A Silvia abbiamo chiesto cosa, secondo lei, non deve mancare nello sviluppo del primo scritto dell’esame di Stato: “Dipende sempre dalla traccia, non esiste un “qualcosa” che deve esserci per forza – l’unica cosa fondamentale è la cura con cui va affrontato il processo di scrittura. Nella scuola italiana si scrive molto poco, tra l’altro più si va avanti alle superiori e meno ci si esercita: molti ragazzi sono convinti che scrivere equivalga ad esprimersi, che basti buttare giù i propri pensieri ed è fatta. Bisognerebbe capire che “buttare giù i pensieri” equivale, per fare un paragone con l’arte, al rapido schizzo che un pittore fa prima di accingersi a dare forma il quadro. La scrittura è un processo stratificato, fatto di cancellature, correzioni, aggiunte. “La bella” non dovrebbe essere “la brutta” scritta con una grafia più elegante, ma proprio una cosa diversa. Capisco che, se la scrittura non interessa particolarmente, tutto questo possa sembrare inutile; ma, visto che per la prima prova ci saranno sei ore di tempo, almeno cercate di sfruttarle”.

Leggete e documentatevi

Mi colpisce come negli ultimi dieci anni – da quando, cioè, abbiamo cominciato tutti a “drogarci” di social e di serie tv – sia sceso il livello di cultura generale.

Una cultura generale che va costruita, certo, ma che, parzialmente, può essere anche solo incrociata: il problema è che ormai non ci sono più giornali per casa, non si guardano più i telegiornali, non capita più di incrociare per caso un documentario o un film importante… e questo, vi dico la verità, nei temi si sente. (…) Prendete l’abitudine di comprarvi ogni settimana qualche rivista di approfondimento: la prima prova spesso richiede un livello di maturità intellettuale abbastanza alto, non è facile districarsi tra le proposte se non si possiede un minimo di conoscenze, anche extrascolastiche. "

Non preoccupatevi del giudizio altrui

Secondo la Prof. ssa Dai Prà “Tendiamo a vivere troppo per il giudizio esterno, ma è un movimento naturale, che poi col tempo di solito va un po’ ad acquietarsi. Dovendo affrontare l’esame di Stato, ricordate che il voto non siete voi. Potrete prendere un voto più basso di quanto vi aspettate, o magari più alto, ma non interpretatelo come un giudizio su voi stessi, né nel bene né nel male, solo come un feedback sul vostro impegno e la vostra capacità di reagire allo stress.
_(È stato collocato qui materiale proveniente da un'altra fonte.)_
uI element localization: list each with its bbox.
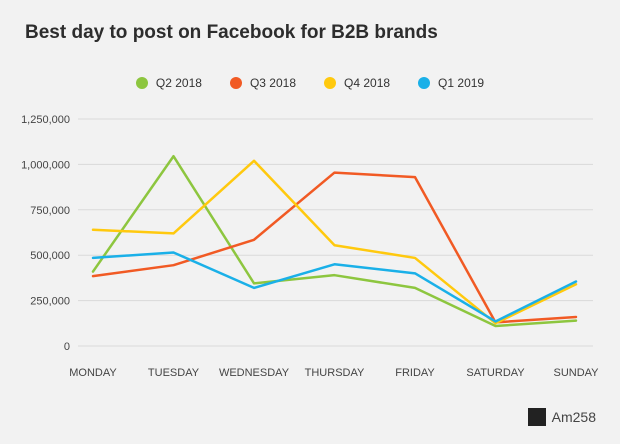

La vera prova di maturità verrà dopo, tra i venti e i trent’anni, quando metterete le basi della vostra vita adulta”.

Anche Alessandra Carati è una scrittrice che ha da poco pubblicato il romanzo - “E poi saremo salvi”. Anche a lei abbiamo chiesto dei consigli per i maturandi 2022.

Al tema non fate mancare uno sguardo curioso sul mondo

Alessandra Carati
Alessandra Carati — Fonte: getty-images

Secondo Alessandra Carati nel tema della maturità non dovrà mancare “uno sguardo onesto e realmente curioso sugli altri, sul mondo. Non è importante la forma che può prendere (citazione, attualità, frase coraggiosa), è importante che sgorghi dal desiderio di mettersi in relazione con qualcosa, qualsiasi cosa, che attiri la nostra attenzione.

La lezione più importante: la pazienza

Una lezione importante? “La vita mi ha insegnato la pazienza. Il premio per quello che abbiamo fatto – quando arriva – non è mai lì dove e come lo aspettiamo, almeno questo credo di aver intuito”.

La traccia sulla guerra

Un’ipotesi di traccia per il primo scritto?Immagino che sarà presentata una traccia che abbia a che fare con la storia recentissima, lo scoppio della guerra in Ucraina. Forse potrebbero chiedere di stabilire un’analogia con una guerra passata, oppure potrebbero proporre una riflessione su cosa sia la pace e con quali strumenti si possa perseguire”.